Answer

Given the previously used imaging techniques, we decided to schedule cardiac magnetic resonance imaging (CMR), which showed subendocardial lateral myocardial infarction and foci of myocardial inflammation (Fig. 1). Based on this result, we made the diagnosis of coronary embolisation from endocarditis. This case details two types of myocardial involvement: myocardial ischaemia (embolisation) and interstitial myocarditis (small-vessel vasculitis).

Fig. 1
figure 1

Cardiac magnetic resonance image showing subendocardial lateral myocardial infarction (yellow arrow) and foci of myocardial inflammation (red arrows)

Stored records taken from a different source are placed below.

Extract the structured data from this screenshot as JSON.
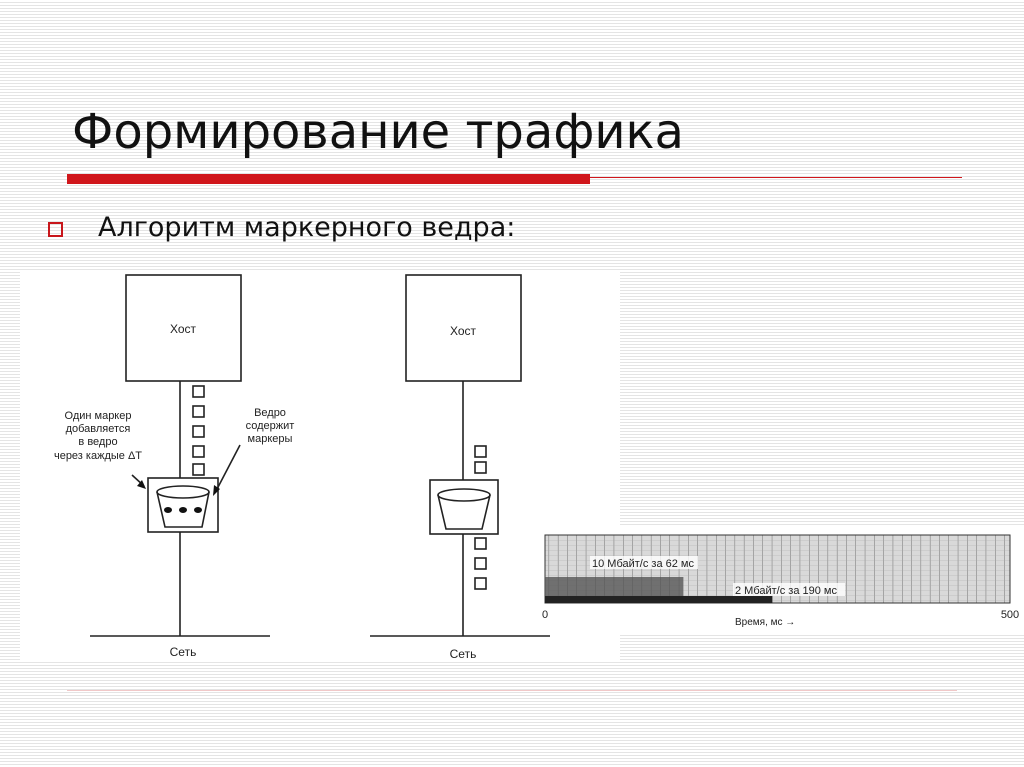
{
  "title": "Формирование трафика",
  "bullet": "Алгоритм маркерного ведра:",
  "diagram": {
    "host_left": "Хост",
    "host_right": "Хост",
    "net_left": "Сеть",
    "net_right": "Сеть",
    "label_marker": [
      "Один маркер",
      "добавляется",
      "в ведро",
      "через каждые ΔT"
    ],
    "label_bucket": [
      "Ведро",
      "содержит",
      "маркеры"
    ]
  },
  "chart": {
    "label_burst": "10 Мбайт/с за 62 мс",
    "label_rate": "2 Мбайт/с за 190 мс",
    "x_min": "0",
    "x_max": "500",
    "xlabel": "Время, мс  →",
    "burst_ms": 62,
    "rate_end_ms": 252
  }
}
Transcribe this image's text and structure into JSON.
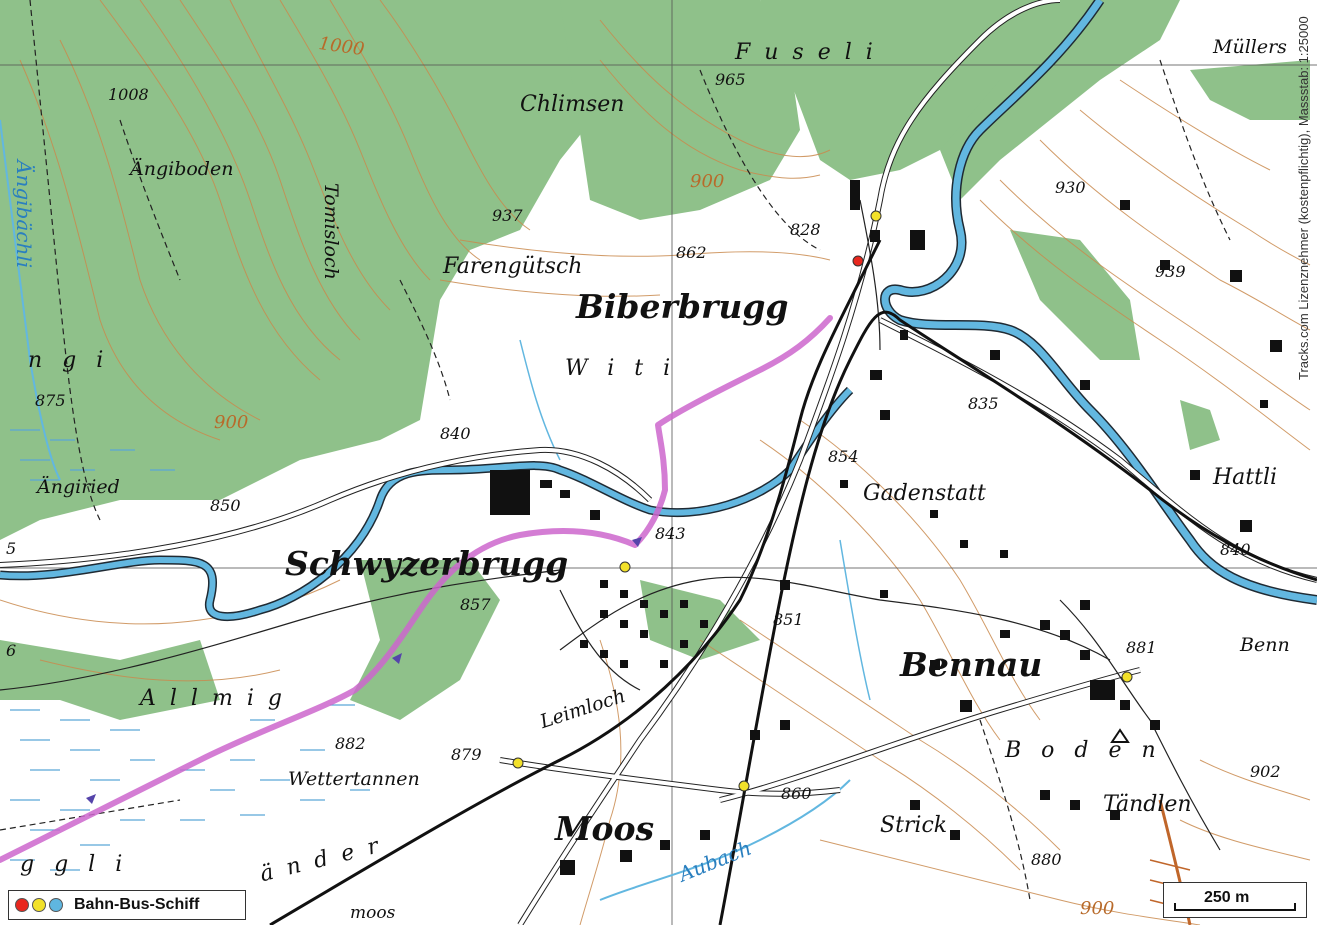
{
  "map": {
    "place_names": {
      "biberbrugg": "Biberbrugg",
      "schwyzerbrugg": "Schwyzerbrugg",
      "bennau": "Bennau",
      "moos": "Moos",
      "fuseli": "Fuseli",
      "chlimsen": "Chlimsen",
      "angiboden": "Ängiboden",
      "tomisloch": "Tomisloch",
      "farenguetsch": "Farengütsch",
      "witi": "Witi",
      "angiried": "Ängiried",
      "gadenstatt": "Gadenstatt",
      "hattli": "Hattli",
      "boden": "Boden",
      "taendlen": "Tändlen",
      "strick": "Strick",
      "leimloch": "Leimloch",
      "wettertannen": "Wettertannen",
      "allmig": "Allmig",
      "muellers": "Müllers",
      "bennau_edge": "Benn",
      "ngi": "ngi",
      "ggli": "ggli",
      "aender": "änder",
      "moos_edge": "moos",
      "angibaechli": "Ängibächli",
      "aubach": "Aubach"
    },
    "elevations": {
      "e1008": "1008",
      "e965": "965",
      "e937": "937",
      "e862": "862",
      "e828": "828",
      "e930": "930",
      "e939": "939",
      "e875": "875",
      "e840a": "840",
      "e850": "850",
      "e835": "835",
      "e854": "854",
      "e843": "843",
      "e857": "857",
      "e851": "851",
      "e881": "881",
      "e882": "882",
      "e879": "879",
      "e860": "860",
      "e880": "880",
      "e902": "902",
      "e840b": "840",
      "e6": "6",
      "e5": "5"
    },
    "contours": {
      "c1000": "1000",
      "c900a": "900",
      "c900b": "900",
      "c900c": "900"
    },
    "colors": {
      "forest": "#8fc18a",
      "open_land": "#ffffff",
      "water": "#62b7e0",
      "contour": "#c98a4e",
      "route": "#cc66cc",
      "rail": "#111111",
      "building": "#111111",
      "grid": "#555555"
    }
  },
  "legend": {
    "label": "Bahn-Bus-Schiff",
    "dots": [
      "#e8271e",
      "#f2e12a",
      "#5fb6e0"
    ]
  },
  "scale_bar": {
    "label": "250 m"
  },
  "credit": "Tracks.com Lizenznehmer (kostenpflichtig), Massstab: 1:25000"
}
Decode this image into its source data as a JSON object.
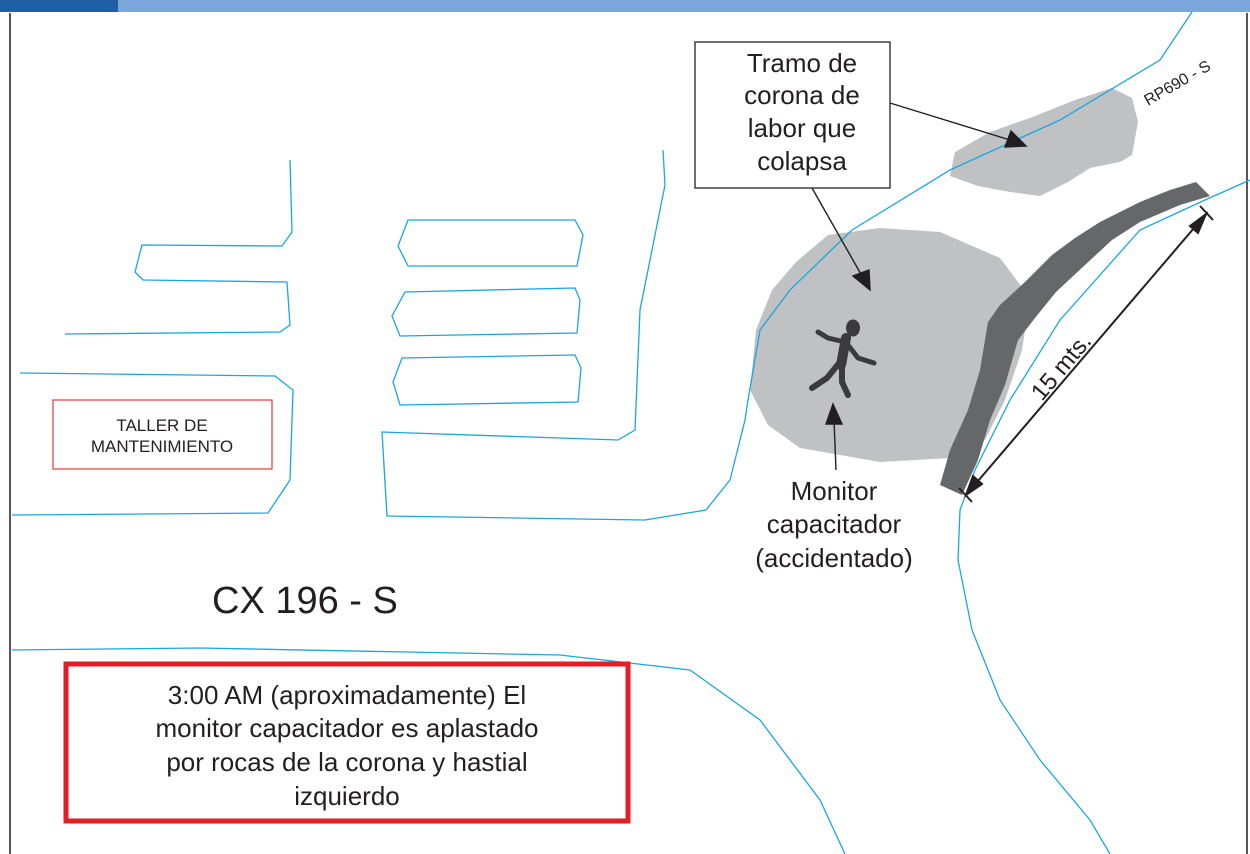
{
  "labels": {
    "taller_line1": "TALLER DE",
    "taller_line2": "MANTENIMIENTO",
    "tramo_line1": "Tramo de",
    "tramo_line2": "corona de",
    "tramo_line3": "labor que",
    "tramo_line4": "colapsa",
    "rp690": "RP690 - S",
    "monitor_line1": "Monitor",
    "monitor_line2": "capacitador",
    "monitor_line3": "(accidentado)",
    "distance": "15 mts.",
    "cx196": "CX 196 - S",
    "note_line1": "3:00 AM (aproximadamente) El",
    "note_line2": "monitor capacitador es aplastado",
    "note_line3": "por rocas de la corona y hastial",
    "note_line4": "izquierdo"
  },
  "colors": {
    "header_dark": "#1f5fa8",
    "header_light": "#7aa6dc",
    "gallery_line": "#1aa6e0",
    "zone_gray": "#c0c1c3",
    "wall_gray": "#666769",
    "taller_border": "#e23a3a",
    "note_border": "#e31e24",
    "text": "#231f20"
  }
}
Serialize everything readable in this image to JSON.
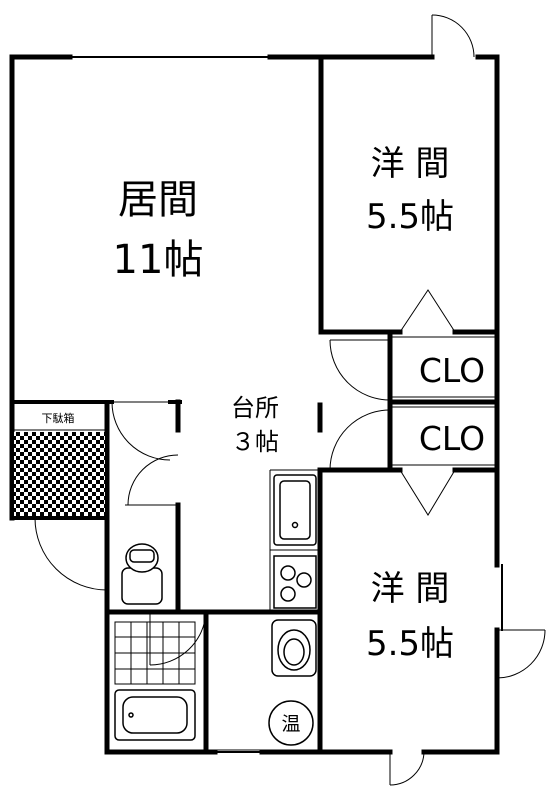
{
  "rooms": {
    "living": {
      "name": "居間",
      "size": "11帖"
    },
    "western_top": {
      "name": "洋 間",
      "size": "5.5帖"
    },
    "western_bottom": {
      "name": "洋 間",
      "size": "5.5帖"
    },
    "kitchen": {
      "name": "台所",
      "size": "３帖"
    },
    "closet_top": {
      "label": "CLO"
    },
    "closet_bottom": {
      "label": "CLO"
    },
    "shoe_box": {
      "label": "下駄箱"
    },
    "water_heater": {
      "label": "温"
    }
  },
  "colors": {
    "line": "#000000",
    "background": "#ffffff"
  },
  "icons": [
    "door-swing-icon",
    "toilet-icon",
    "bathtub-icon",
    "sink-icon",
    "stove-icon",
    "washbasin-icon",
    "shoe-box-hatch-icon"
  ]
}
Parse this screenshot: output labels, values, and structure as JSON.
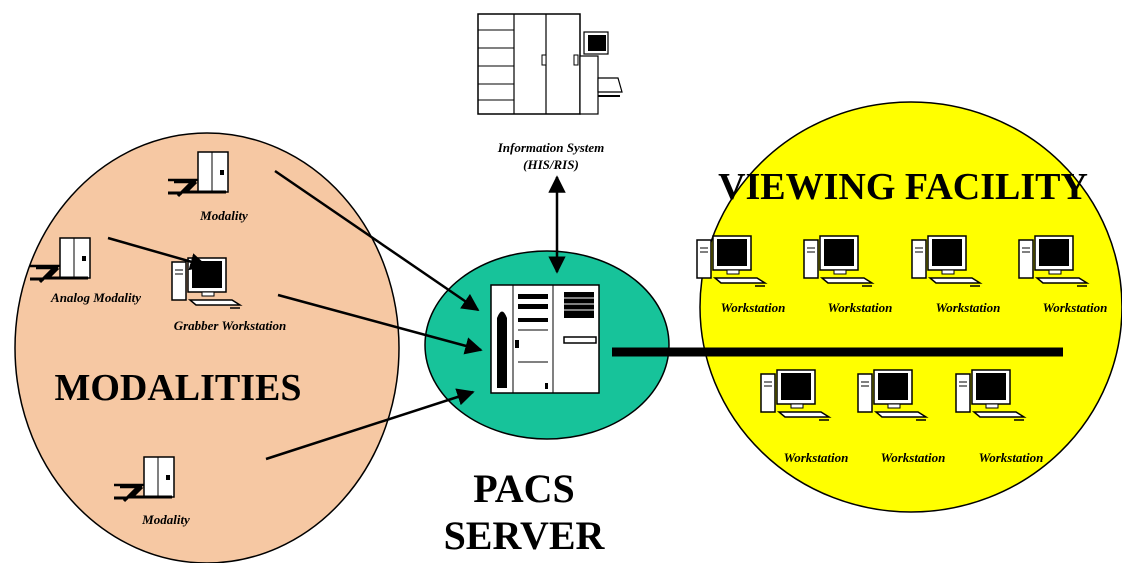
{
  "colors": {
    "modalities_fill": "#f6c8a3",
    "server_fill": "#17c39a",
    "viewing_fill": "#ffff00",
    "stroke": "#000000"
  },
  "information_system": {
    "line1": "Information System",
    "line2": "(HIS/RIS)",
    "icon": "mainframe-icon"
  },
  "modalities": {
    "title": "MODALITIES",
    "modality_top": "Modality",
    "analog_modality": "Analog Modality",
    "grabber_workstation": "Grabber Workstation",
    "modality_bottom": "Modality"
  },
  "server": {
    "line1": "PACS",
    "line2": "SERVER",
    "icon": "server-cabinet-icon"
  },
  "viewing": {
    "title": "VIEWING FACILITY",
    "workstations_row1": [
      "Workstation",
      "Workstation",
      "Workstation",
      "Workstation"
    ],
    "workstations_row2": [
      "Workstation",
      "Workstation",
      "Workstation"
    ]
  }
}
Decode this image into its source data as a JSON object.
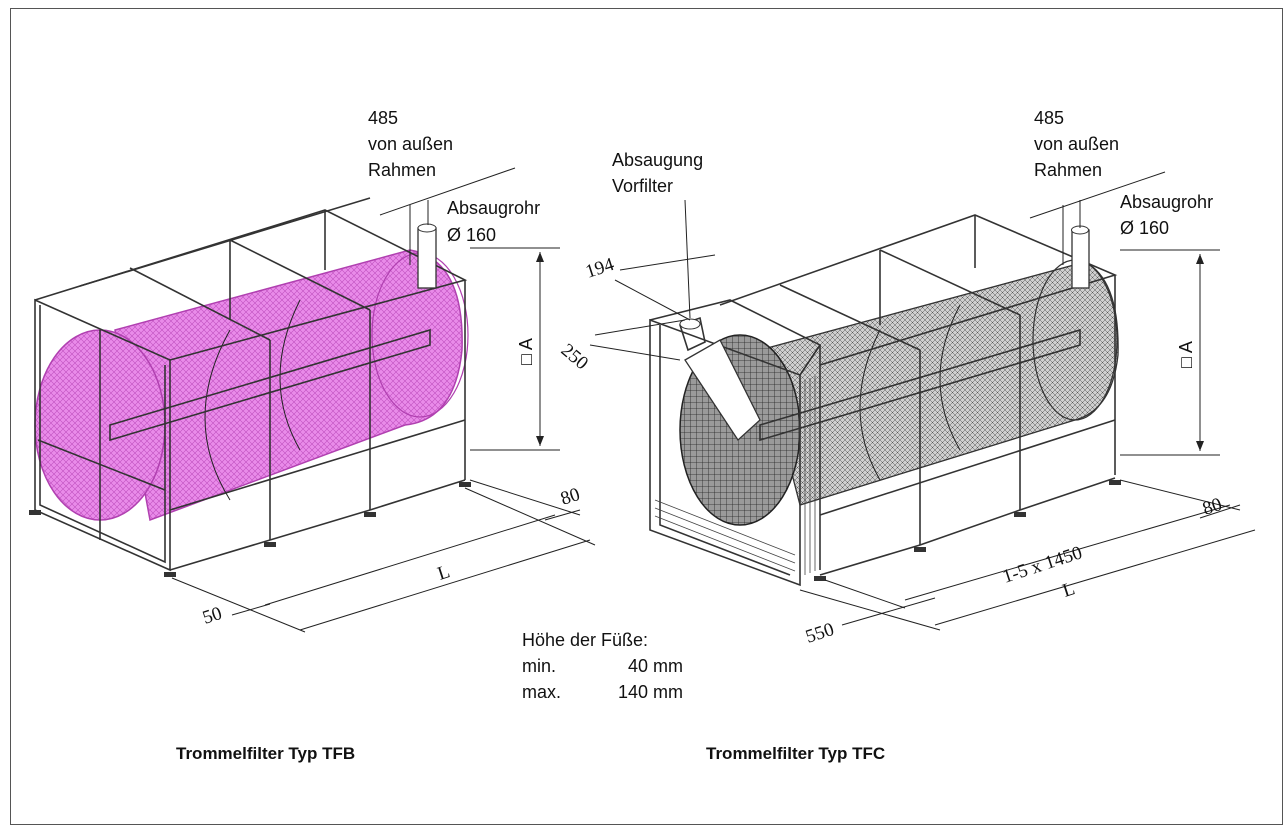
{
  "colors": {
    "tfb_drum": "#e98be9",
    "tfb_drum_stroke": "#b040b0",
    "tfc_drum": "#bdbdbd",
    "line": "#222222"
  },
  "tfb": {
    "caption": "Trommelfilter Typ TFB",
    "note_485": "485",
    "note_outside": "von außen",
    "note_frame": "Rahmen",
    "pipe_label": "Absaugrohr",
    "pipe_dia": "Ø 160",
    "dim_a": "□ A",
    "dim_80": "80",
    "dim_l": "L",
    "dim_50": "50"
  },
  "tfc": {
    "caption": "Trommelfilter Typ TFC",
    "prefilter_1": "Absaugung",
    "prefilter_2": "Vorfilter",
    "note_485": "485",
    "note_outside": "von außen",
    "note_frame": "Rahmen",
    "pipe_label": "Absaugrohr",
    "pipe_dia": "Ø 160",
    "dim_194": "194",
    "dim_250": "250",
    "dim_a": "□ A",
    "dim_80": "80",
    "dim_seg": "1-5 x 1450",
    "dim_l": "L",
    "dim_550": "550"
  },
  "feet": {
    "title": "Höhe der Füße:",
    "min_label": "min.",
    "min_value": "40 mm",
    "max_label": "max.",
    "max_value": "140 mm"
  }
}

Coronary embolism is a rare complication of infective endocarditis, most prominently originating from large vegetations and infected aortic valves. Large coronary emboli may present as an acute coronary syndrome and are typically seen on coronary angiography as occlusions of the involved coronary artery. Although coronary arteries seem to be protected from embolic involvement, an endocarditis source should be considered [1, 2]. CMR is a sensitive technique to detect cardiac emboli that do not provoke an acute cardiac syndrome [2, 3].

Interstitial myocarditis may originate from seeding of microscopic septic emboli or small-vessel vasculitis [1,2,3]. The latter may mimic bacterial endocarditis or be an epiphenomenon. Its presence, however, may have profound therapeutic implications. In case of anti-neutrophilic cytoplasmic autoantibodies–mediated vasculitis, switching to steroid treatment should be considered.

This case shows the importance of multimodality imaging in infective endocarditis with elevated troponin levels. Troponin assessment with subsequent CMR may be pivotal to ascertain coronary embolism as the cause of myocardial involvement. Coronary embolism can result from thrombotic or septal embolism. The macroscopic image of myocarditis resulting from septic seeding or, more rarely, from small-vessel vasculitis is provided by CMR, which is currently the method of choice [2, 3].